Schertel Cassiano Luisa, Jensen Anne Birkeholm, Pajaniaye Julie, Lopez Rodrigo, Fjaeldstad Alexander Wieck, Nascimento Gustavo G
Section for Oral Ecology, Department of Dentistry and Oral Health, Aarhus University, Aarhus, Denmark.
Center for Translational Oral Research - Periodontology, Department of Clinical Dentistry, University of Bergen, Bergen, Norway.
J Periodontal Res. 2025 Jan;60(1):55-63. doi: 10.1111/jre.13315. Epub 2024 Jun 18.
To explore the association between periodontitis and olfactory disorders.
Clinical data were collected from 198 individuals between the ages of 18 and 60 years living in Denmark. The exposure was periodontitis, and the outcome was olfactory function (Threshold, Discrimination, Identification - TDI score), both measured clinically. Covariates included sex, age, education level, income, usage of nasal spray, tongue coating, halitosis, xerostomia, smoking, and history of COVID-19. Structural equation modeling was used to estimate the association between periodontitis and olfactory function. Periodontitis was defined using the AAP/EFP classification and dichotomized into "no" (healthy subjects) and "yes" (Stages I, II, and III). Olfactory function was treated as a one-factor latent variable, including the different olfactory scores. In addition, extra models were performed considering each olfactory component as a separate outcome and the TDI Global Score.
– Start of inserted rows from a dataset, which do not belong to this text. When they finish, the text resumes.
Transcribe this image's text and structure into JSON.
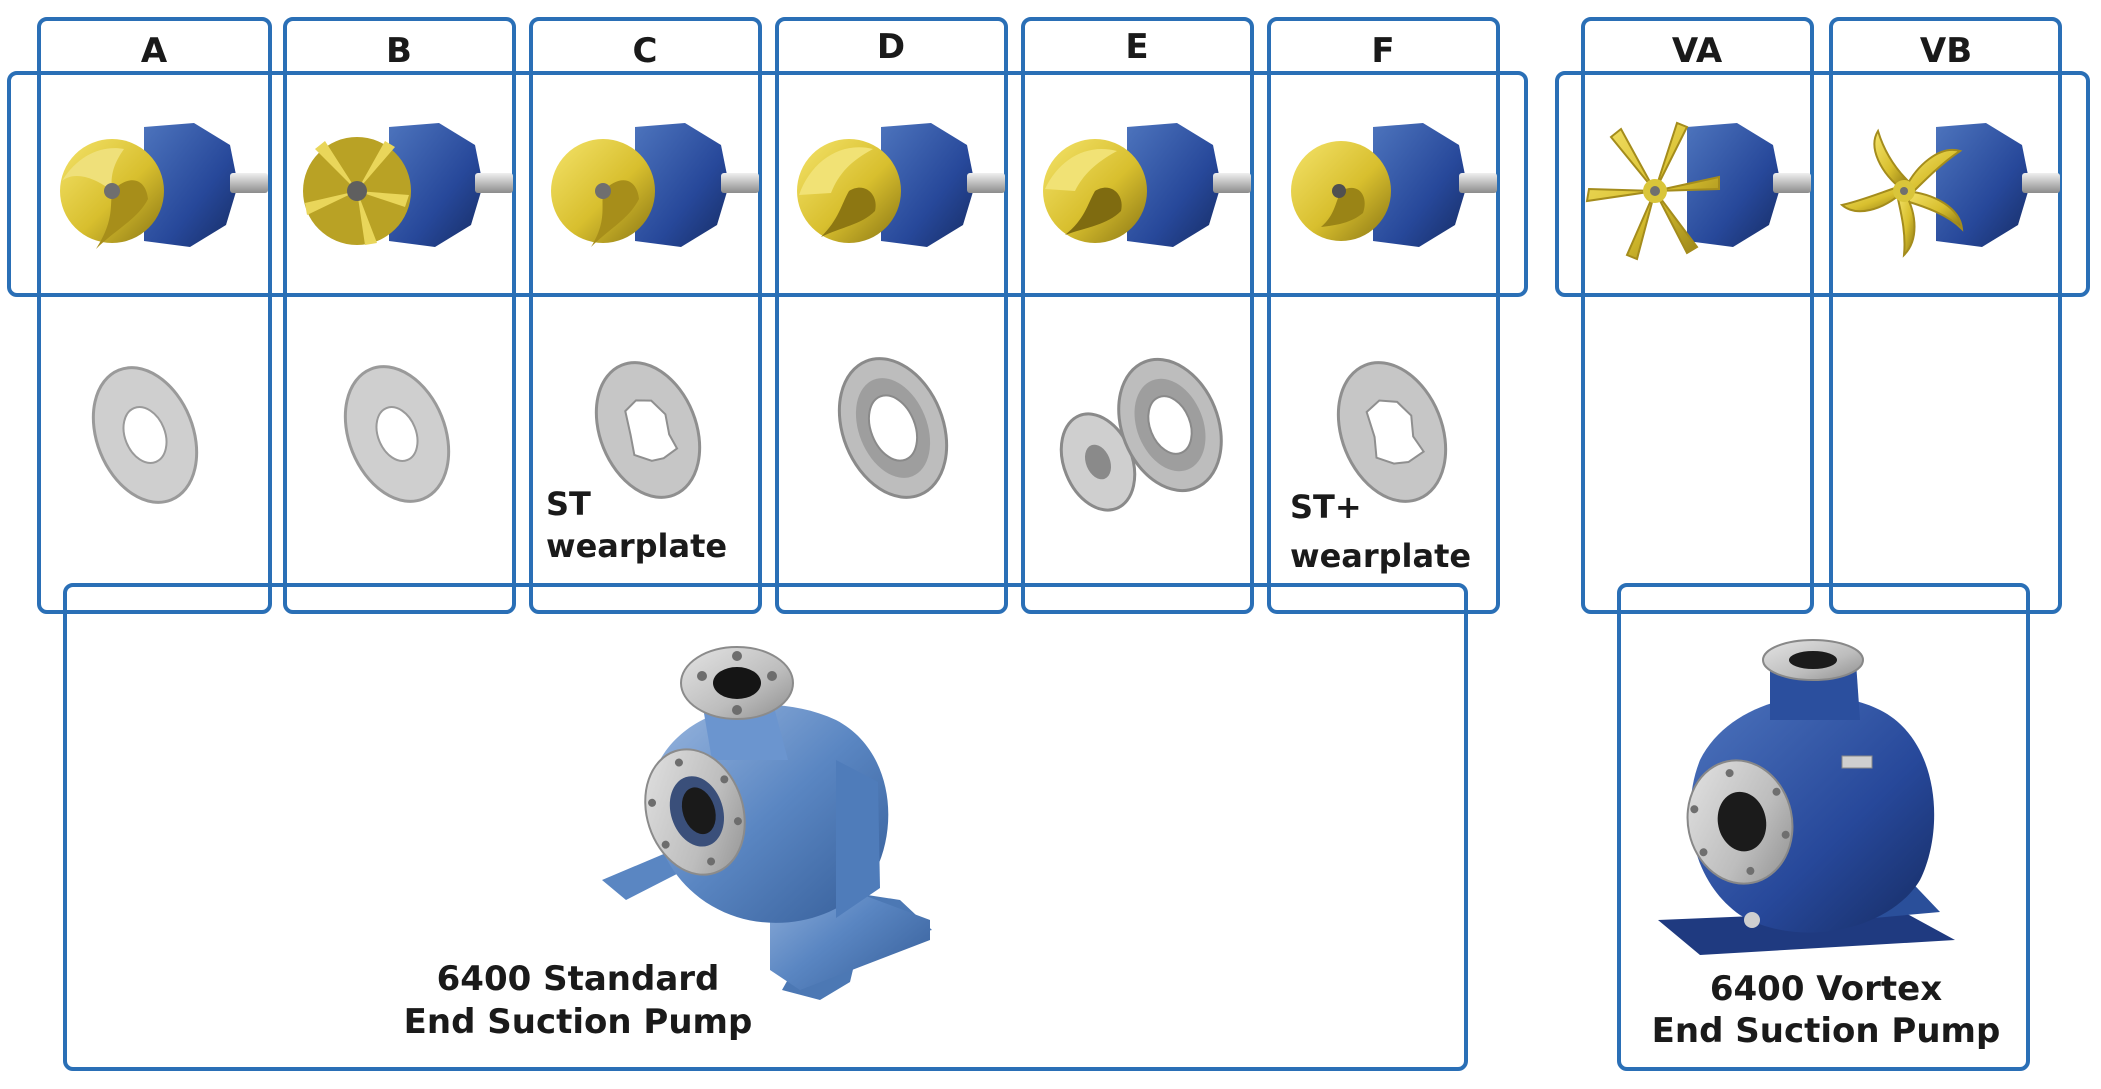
{
  "columns": [
    {
      "key": "A",
      "label": "A"
    },
    {
      "key": "B",
      "label": "B"
    },
    {
      "key": "C",
      "label": "C"
    },
    {
      "key": "D",
      "label": "D"
    },
    {
      "key": "E",
      "label": "E"
    },
    {
      "key": "F",
      "label": "F"
    },
    {
      "key": "VA",
      "label": "VA"
    },
    {
      "key": "VB",
      "label": "VB"
    }
  ],
  "wearplate_labels": {
    "C": [
      "ST",
      "wearplate"
    ],
    "F": [
      "ST+",
      "wearplate"
    ]
  },
  "pumps": {
    "standard": [
      "6400 Standard",
      "End Suction Pump"
    ],
    "vortex": [
      "6400 Vortex",
      "End Suction Pump"
    ]
  },
  "colors": {
    "frame": "#2a6fb6",
    "impeller": "#d8bf2e",
    "pump_body": "#2a4f9a",
    "standard_pump_body": "#5a86c2",
    "plate": "#b9b9b9"
  }
}
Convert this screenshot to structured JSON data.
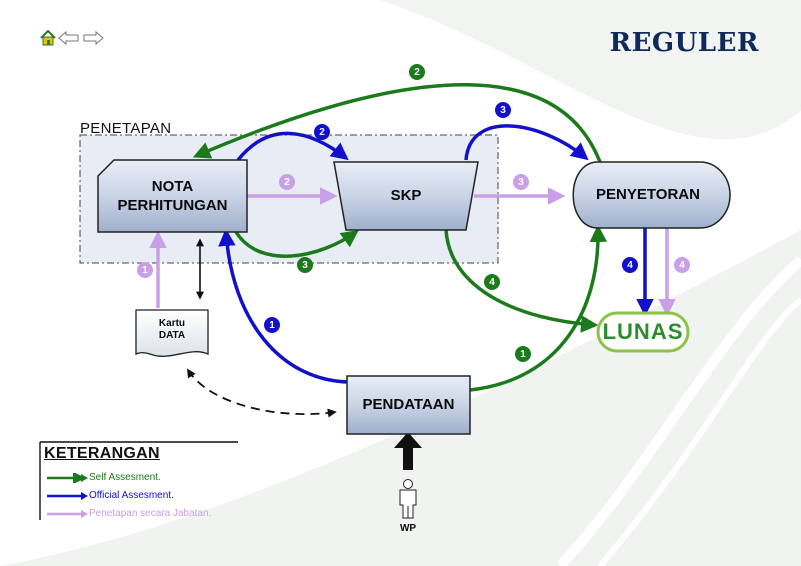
{
  "title": "REGULER",
  "nav": {
    "home": "home-icon",
    "back": "arrow-left-icon",
    "forward": "arrow-right-icon"
  },
  "group_label": "PENETAPAN",
  "nodes": {
    "nota": "NOTA\nPERHITUNGAN",
    "skp": "SKP",
    "penyetoran": "PENYETORAN",
    "lunas": "LUNAS",
    "kartu": "Kartu\nDATA",
    "pendataan": "PENDATAAN",
    "wp": "WP"
  },
  "badges": {
    "green_top": "2",
    "blue_nota_skp": "2",
    "purple_nota_skp": "2",
    "blue_skp_penyetoran": "3",
    "purple_skp_penyetoran": "3",
    "green_nota_skp": "3",
    "purple_kartu_nota": "1",
    "blue_pendataan_nota": "1",
    "green_pendataan_penyetoran": "1",
    "green_skp_lunas": "4",
    "blue_penyetoran_lunas": "4",
    "purple_penyetoran_lunas": "4"
  },
  "legend": {
    "title": "KETERANGAN",
    "items": [
      {
        "label": "Self Assesment.",
        "color": "#1b7a1b"
      },
      {
        "label": "Official Assesment.",
        "color": "#1111cc"
      },
      {
        "label": "Penetapan secara Jabatan.",
        "color": "#c9a0e8"
      }
    ]
  },
  "colors": {
    "green": "#1b7a1b",
    "blue": "#1111cc",
    "purple": "#c9a0e8",
    "title": "#0f2a5a",
    "lunas": "#2e8b2e"
  }
}
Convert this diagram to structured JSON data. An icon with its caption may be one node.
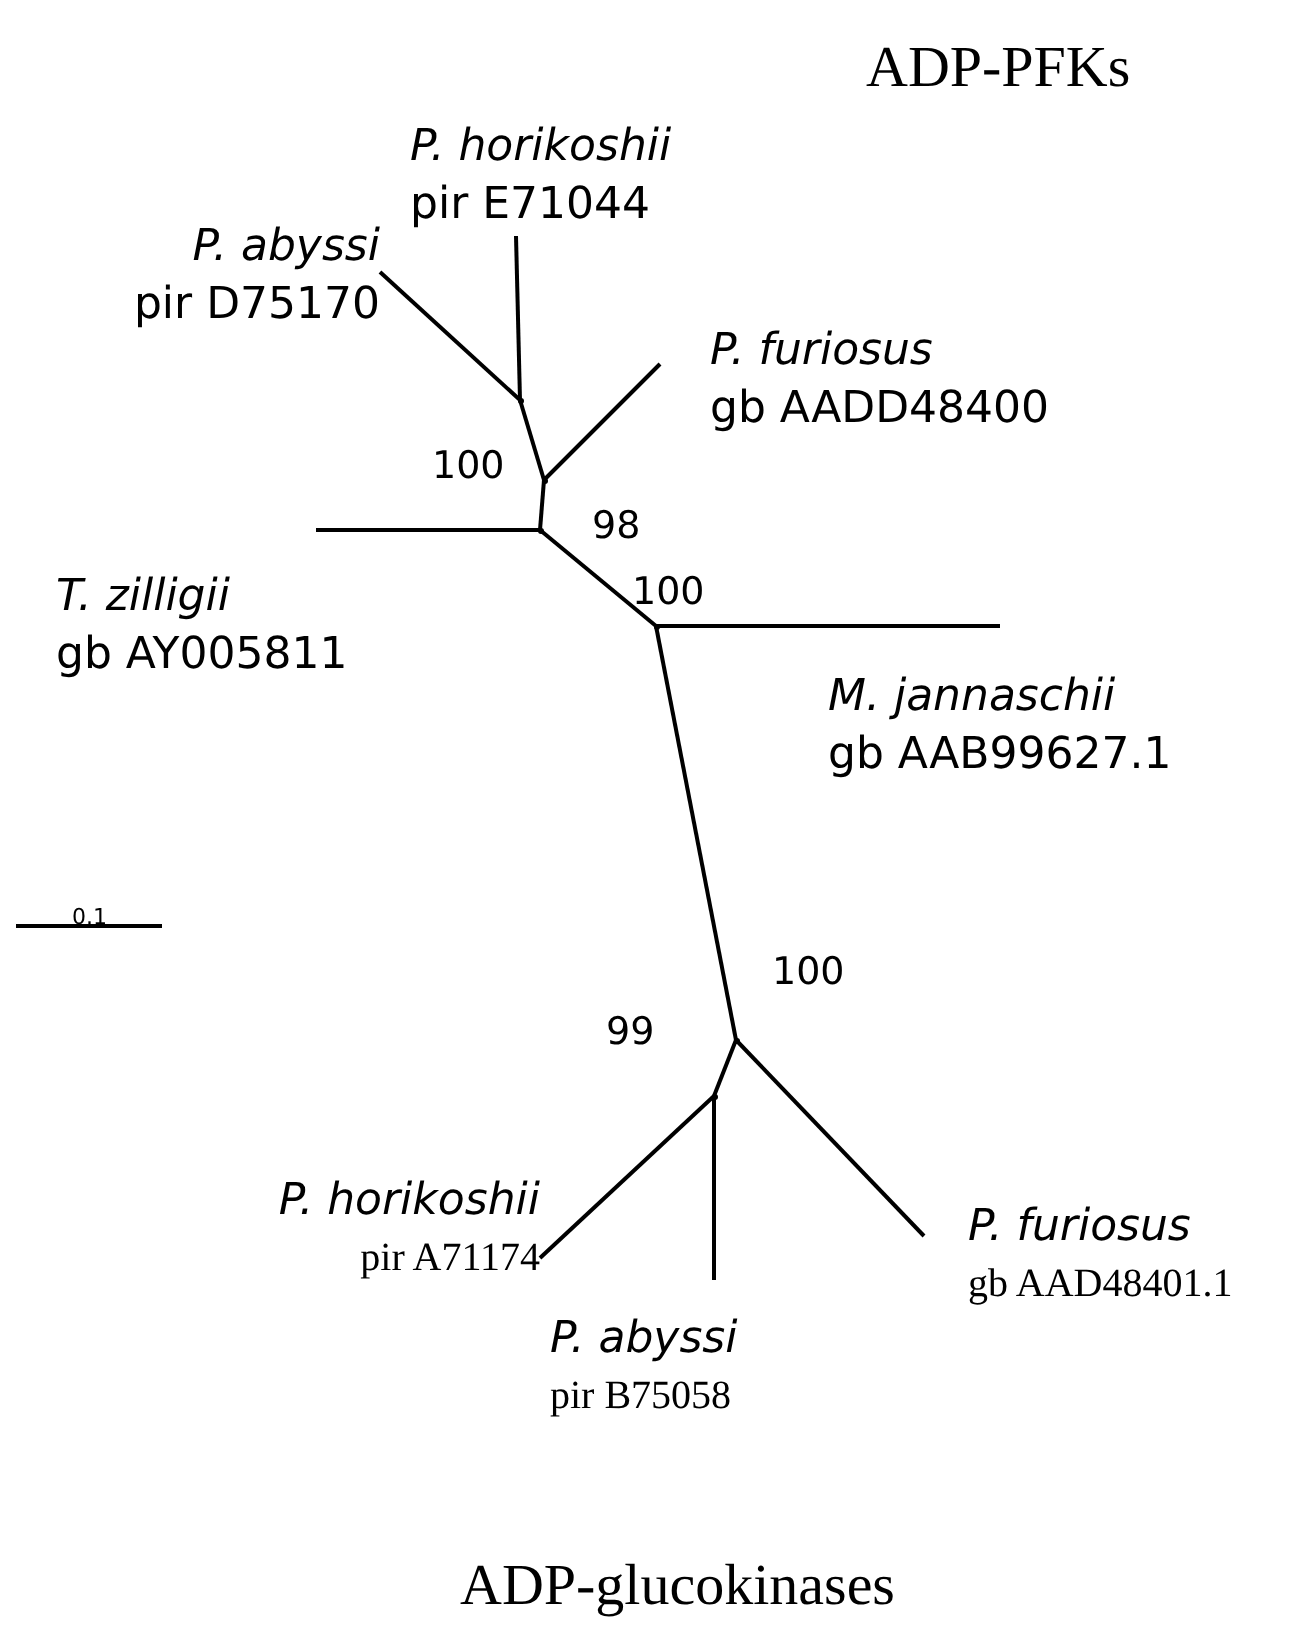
{
  "diagram": {
    "nodes": [
      {
        "text": [
          "P. horikoshii",
          "pir E71044"
        ]
      },
      {
        "text": [
          "P. abyssi",
          "pir D75170"
        ]
      },
      {
        "text": [
          "P. furiosus",
          "gb AADD48400"
        ]
      },
      {
        "text": [
          "T. zilligii",
          "gb AY005811"
        ]
      },
      {
        "text": [
          "M. jannaschii",
          "gb AAB99627.1"
        ]
      },
      {
        "text": [
          "P. horikoshii",
          "pir A71174"
        ]
      },
      {
        "text": [
          "P. furiosus",
          "gb AAD48401.1"
        ]
      },
      {
        "text": [
          "P. abyssi",
          "pir B75058"
        ]
      },
      {
        "text": [],
        "shape": "point"
      },
      {
        "text": [],
        "shape": "point"
      },
      {
        "text": [],
        "shape": "point"
      },
      {
        "text": [],
        "shape": "point"
      },
      {
        "text": [],
        "shape": "point"
      },
      {
        "text": [],
        "shape": "point"
      }
    ],
    "edges": [
      {
        "from": 8,
        "to": 1,
        "arrow": "none"
      },
      {
        "from": 8,
        "to": 0,
        "arrow": "none"
      },
      {
        "from": 9,
        "to": 8,
        "arrow": "none"
      },
      {
        "from": 9,
        "to": 2,
        "arrow": "none"
      },
      {
        "from": 10,
        "to": 9,
        "arrow": "none"
      },
      {
        "from": 10,
        "to": 3,
        "arrow": "none"
      },
      {
        "from": 10,
        "to": 11,
        "arrow": "none"
      },
      {
        "from": 11,
        "to": 4,
        "arrow": "none"
      },
      {
        "from": 11,
        "to": 12,
        "arrow": "none"
      },
      {
        "from": 12,
        "to": 13,
        "arrow": "none"
      },
      {
        "from": 13,
        "to": 5,
        "arrow": "none"
      },
      {
        "from": 13,
        "to": 7,
        "arrow": "none"
      },
      {
        "from": 12,
        "to": 6,
        "arrow": "none"
      }
    ],
    "labels": [
      "ADP-PFKs",
      "100",
      "98",
      "100",
      "0.1",
      "100",
      "99",
      "ADP-glucokinases"
    ]
  }
}
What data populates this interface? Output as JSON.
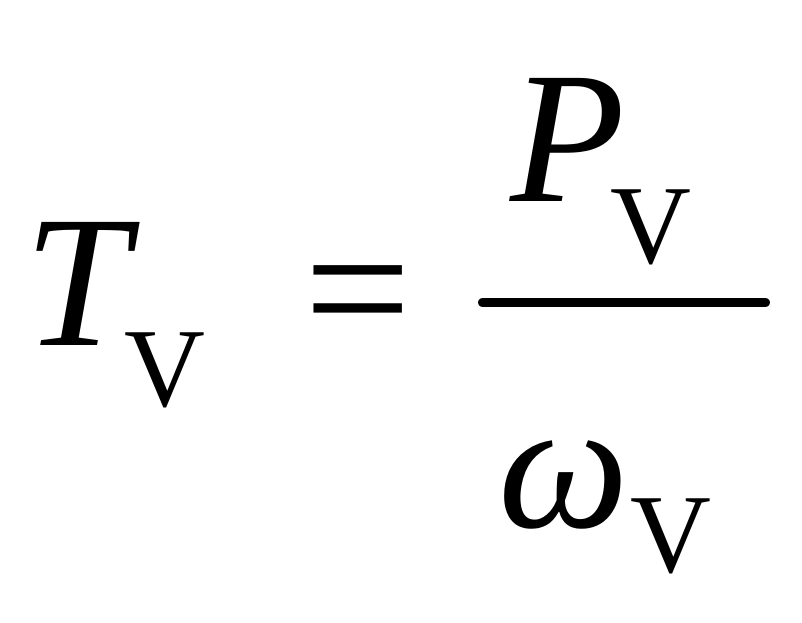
{
  "formula": {
    "lhs": {
      "symbol": "T",
      "subscript": "V"
    },
    "operator": "=",
    "rhs": {
      "numerator": {
        "symbol": "P",
        "subscript": "V"
      },
      "denominator": {
        "symbol": "ω",
        "subscript": "V"
      }
    }
  }
}
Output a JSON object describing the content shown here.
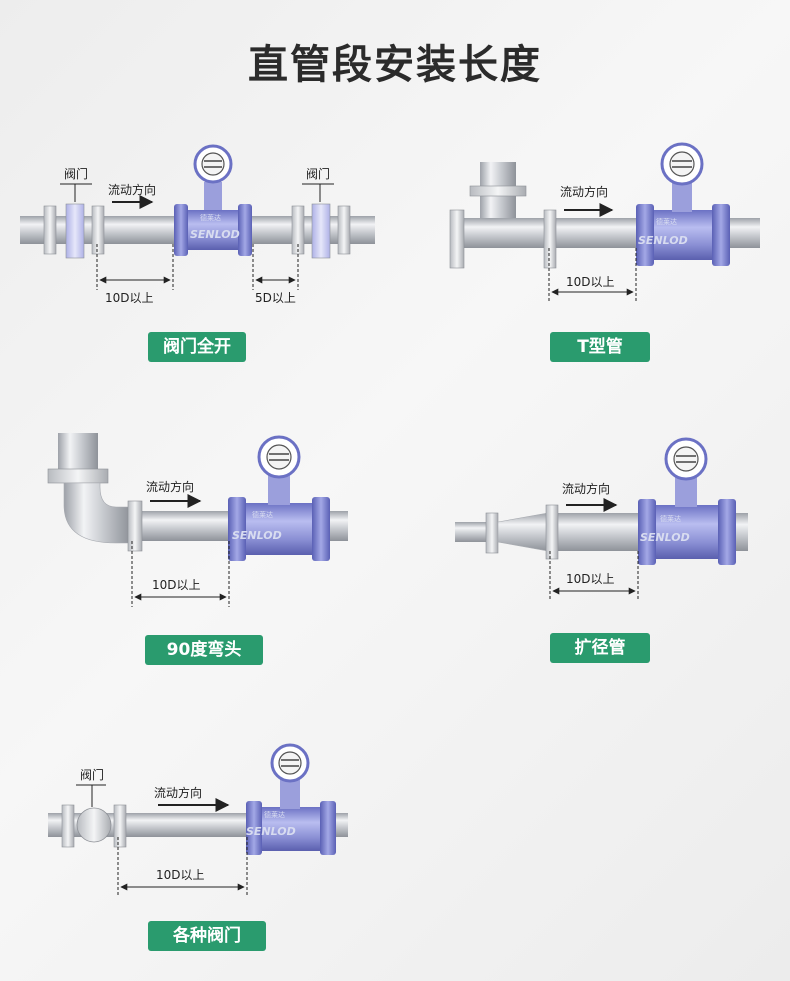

The results showed that periodontitis was associated with a lower olfactory function [standardized coefficient (SC) -0.264, 95% CI -0.401, -0.118]. Additionally, periodontitis was also associated with a lower olfactory Threshold (odorant concentration required for detection) (SC -0.207, 95% CI -0.325, -0.089), Discrimination (ability to discriminate between odorants) (SC -0.149, 95% CI -0.270, -0.027), Identification (ability to identify odorants) scores (SC -0.161, 95% CI -0.277, -0.045), and TDI Global Score (SC -0.234, 95% CI -0.370, -0.099).
This study suggests that periodontitis is associated with olfactory impairment.
探讨牙周炎与嗅觉障碍之间的关联。
收集了丹麦198名年龄在18至60岁之间个体的临床数据。暴露因素为牙周炎,结局为嗅觉功能(阈值、辨别力、识别能力——TDI评分),均通过临床测量。协变量包括性别、年龄、教育水平、收入、鼻喷雾剂使用情况、舌苔、口臭、口干、吸烟以及新冠病毒感染史。采用结构方程模型来估计牙周炎与嗅觉功能之间的关联。牙周炎根据美国牙周病学会/欧洲牙周病学会分类进行定义,并分为“无”(健康受试者)和“有”(I、II和III期)。嗅觉功能被视为一个单因素潜在变量,包括不同的嗅觉评分。此外,还进行了额外的模型分析,将每个嗅觉成分视为单独的结局以及TDI综合评分。
结果显示,牙周炎与较低的嗅觉功能相关[标准化系数(SC)-0.264,95%置信区间-0.401,-0.118]。此外,牙周炎还与较低的嗅觉阈值(检测所需的气味剂浓度)(SC -0.207,95%置信区间-0.325,-0.089)、辨别力(区分不同气味剂的能力)(SC -0.149,95%置信区间-0.270,-0.027)、识别能力(识别气味剂的能力)评分(SC -0.161,95%置信区间-0.277,-0.045)以及TDI综合评分(SC -0.234,95%置信区间-0.370,-0.099)相关。
本研究表明牙周炎与嗅觉损害有关。